Performance Issue Fine-Tuning D-FINE S with custom dataset
Hi everyone,
I’m fine-tuning the D-FINE S model initialized with Objects365 weights using a custom dataset, but I’m encountering significantly lower performance than expected.
Performance Comparison In just a single epoch:
- D-FINE S achieves mAP@50=0.384.
- YOLOv11 S (initialized with COCO weights) achieves mAP@50=0.842.
1. Dataset Preparation:
- Converted custom dataset annotations (x1,y1,x2,y2) to COCO format (x1, y1, w, h).
- Since the dataset includes truncated images, I added in the train.py:
ImageFile.LOAD_TRUNCATED_IMAGES = True - This dataset contains only one class, category_id=0, so I set
num_classes: 1andremap_mscoco_category: False.
2. Configuration Changes:
- Using dfine_hgnetv2_s_obj2custom.yml as the base configuration.
- Modified only the dataset path and adjusted the batch size to 8 for both training and validation.
3. Training Command:
CUDA_VISIBLE_DEVICES=0 torchrun --master_port=7777 --nproc_per_node=1 train.py \
-c configs/dfine/custom/objects365/dfine_hgnetv2_s_obj2custom.yml \
--seed=0 -t dfine_s_obj365.pth
What could be causing the poor performance? I’d appreciate any insights or suggestions for debugging this issue.
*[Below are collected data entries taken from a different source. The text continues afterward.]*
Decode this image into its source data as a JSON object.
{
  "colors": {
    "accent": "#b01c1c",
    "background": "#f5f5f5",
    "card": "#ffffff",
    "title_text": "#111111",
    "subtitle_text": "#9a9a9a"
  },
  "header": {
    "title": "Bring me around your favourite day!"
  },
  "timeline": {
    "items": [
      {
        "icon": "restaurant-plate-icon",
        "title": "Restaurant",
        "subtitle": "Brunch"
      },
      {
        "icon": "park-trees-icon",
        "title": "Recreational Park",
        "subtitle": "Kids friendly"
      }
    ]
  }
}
Thanks in advance!
PS: I tried fine-tuning for 20 epochs, and the mAP@50 only improves slightly to 0.4. Using COCO weights instead of Objects365 weights does not lead to any improvement either.
Can you try training from scratch without any pre-training weights?
Can you try training from scratch without any pre-training weights?
I trained the model from scratch but obtained an mAP@50 of -1.000. I suspect this may be due to the annotation format not aligning with D-FINE's requirements. Could you kindly clarify the correct format? Should the annotations use COCO format x1, y1, w, h, YOLO format (normalized, compatible with MIT YOLOv9) x_center, y_center, w, h, or another standard?
Thank you in advance.
Same here - I tried these 2 variants :
dfine_hgnetv2_${model}_obj365.yml and dfine_hgnetv2_${model}_custom.yml
and the mAP50 never goes above 0.35 while even YOLOv9c gets to 0.7
@sergiosanchoasensio Could you please tell me how to use the pretrained model checkpoint file. Please share codes if you are no issues in sharing
I also encountered the same problem. Does anyone solve it?
@AnishMathewOommen I used this command for single GPU setup and custom dataset
torchrun train.py -c configs/dfine/custom/objects365/dfine_hgnetv2_m_obj2custom.yml --use-amp --seed=0 -t dfine_m_coco.pth
I am also experiencing terrible performanes with dfine, it just sucks (more likely I suck at training) but I am using this dataset with just one classes no matter what I do I end up with map at 0.15
@FrancescoSaverioZuppichini try out this repo
@FrancescoSaverioZuppichini try out this repo
man what the fuck your code is amazing, it is training so much faster and it is so well done - are you an advance AI from the future?